Since Rv1786 lies adjacent to the gene encoding CYP143A1 (Rv1785c), the protein encoded by the gene has been thought as a natural electron transferring partner for CYP143A1 in Mtb (McLean and Munro 2008; Ouellet et al. 2010). However, as the substrate for the CYP143A1 enzyme still remains unknown, the electron transfer function of Rv1786 is difficult to evaluate in an authentic CYP143A1-based catalytic reaction system. Considering that cytochrome c has been used for evaluation of the electron transfer activity of Mtb FdrA or FprA coupling with other Mtb ferredoxins in previous studies (Fischer et al. 2002; Zanno et al. 2005), we decided to use the enzyme as final electron acceptor to characterize the preference for the two FNRs in the absence or presence of Rv1786. The cytochrome c reduction assay demonstrates that Rv1786 can significantly enhance the catalytic rate and efficiency of the reduction reaction for both FdrA and FprA. The steady-state kinetic parameters for FdrA-Rv1786 suggest a better coupling activity of Rv1786 to FdrA than that of Rv1786 to FprA.
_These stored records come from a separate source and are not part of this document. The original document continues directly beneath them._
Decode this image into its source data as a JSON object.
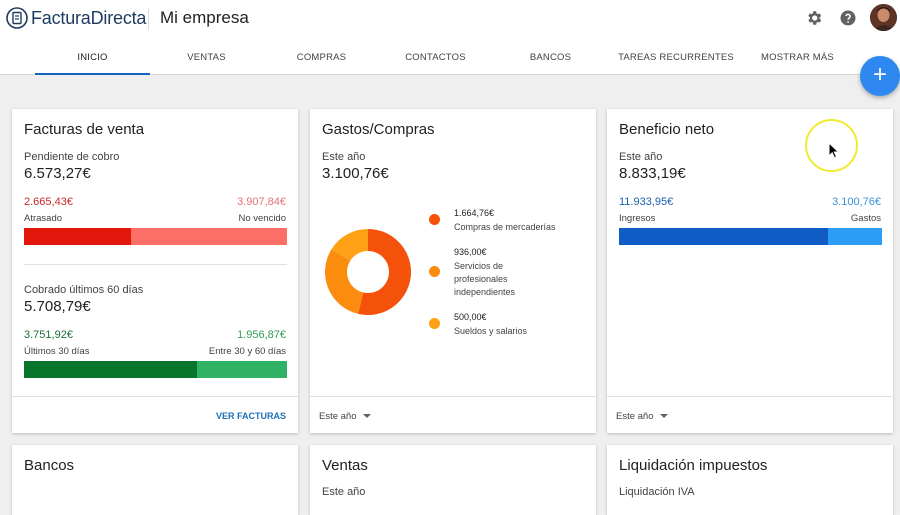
{
  "app": {
    "name": "FacturaDirecta",
    "company": "Mi empresa"
  },
  "nav": {
    "tabs": [
      "INICIO",
      "VENTAS",
      "COMPRAS",
      "CONTACTOS",
      "BANCOS",
      "TAREAS RECURRENTES",
      "MOSTRAR MÁS"
    ],
    "active": "INICIO"
  },
  "fab": {
    "label": "+"
  },
  "facturas": {
    "title": "Facturas de venta",
    "pending_label": "Pendiente de cobro",
    "pending_total": "6.573,27€",
    "overdue_value": "2.665,43€",
    "overdue_label": "Atrasado",
    "notdue_value": "3.907,84€",
    "notdue_label": "No vencido",
    "overdue_fraction": 0.405,
    "collected_label": "Cobrado últimos 60 días",
    "collected_total": "5.708,79€",
    "last30_value": "3.751,92€",
    "last30_label": "Últimos 30 días",
    "between_value": "1.956,87€",
    "between_label": "Entre 30 y 60 días",
    "last30_fraction": 0.657,
    "link": "VER FACTURAS",
    "colors": {
      "overdue": "#e3160b",
      "notdue": "#fb6f66",
      "last30": "#08752c",
      "between": "#2fb264"
    }
  },
  "gastos": {
    "title": "Gastos/Compras",
    "period_label": "Este año",
    "total": "3.100,76€",
    "legend": [
      {
        "value": "1.664,76€",
        "name": "Compras de mercaderías",
        "color": "#f4510b"
      },
      {
        "value": "936,00€",
        "name": "Servicios de profesionales independientes",
        "color": "#fb8c0e"
      },
      {
        "value": "500,00€",
        "name": "Sueldos y salarios",
        "color": "#ffa114"
      }
    ],
    "period_select": "Este año"
  },
  "beneficio": {
    "title": "Beneficio neto",
    "period_label": "Este año",
    "total": "8.833,19€",
    "income_value": "11.933,95€",
    "income_label": "Ingresos",
    "expense_value": "3.100,76€",
    "expense_label": "Gastos",
    "income_fraction": 0.794,
    "period_select": "Este año",
    "colors": {
      "income": "#0f5dc4",
      "expense": "#2c9ef5"
    }
  },
  "bottom": {
    "bancos_title": "Bancos",
    "ventas_title": "Ventas",
    "ventas_sub": "Este año",
    "liq_title": "Liquidación impuestos",
    "liq_sub": "Liquidación IVA"
  }
}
In summary, the observations from the present study provide a preliminary but rational evidence for characterization of Rv1786 as an active electron transfer in CYP-associated redox system in Mtb. Our results indicate that Rv1786 is able to couple with FdrA or FprA as redox partner. A better coupling activity was observed with FdrA while a stronger binding was found with FprA. Further studies involving Rv1786-deficient systems, crystal structure characterization, and exact function in CYP143A1, catalytic reactions would be required to fully estimate the extent of involvement of this important ferredoxin in virulence or infectivity of Mtb. The present study improves our understanding of the biochemical properties and function of the iron-sulfur cluster containing ferredoxin proteins in Mtb.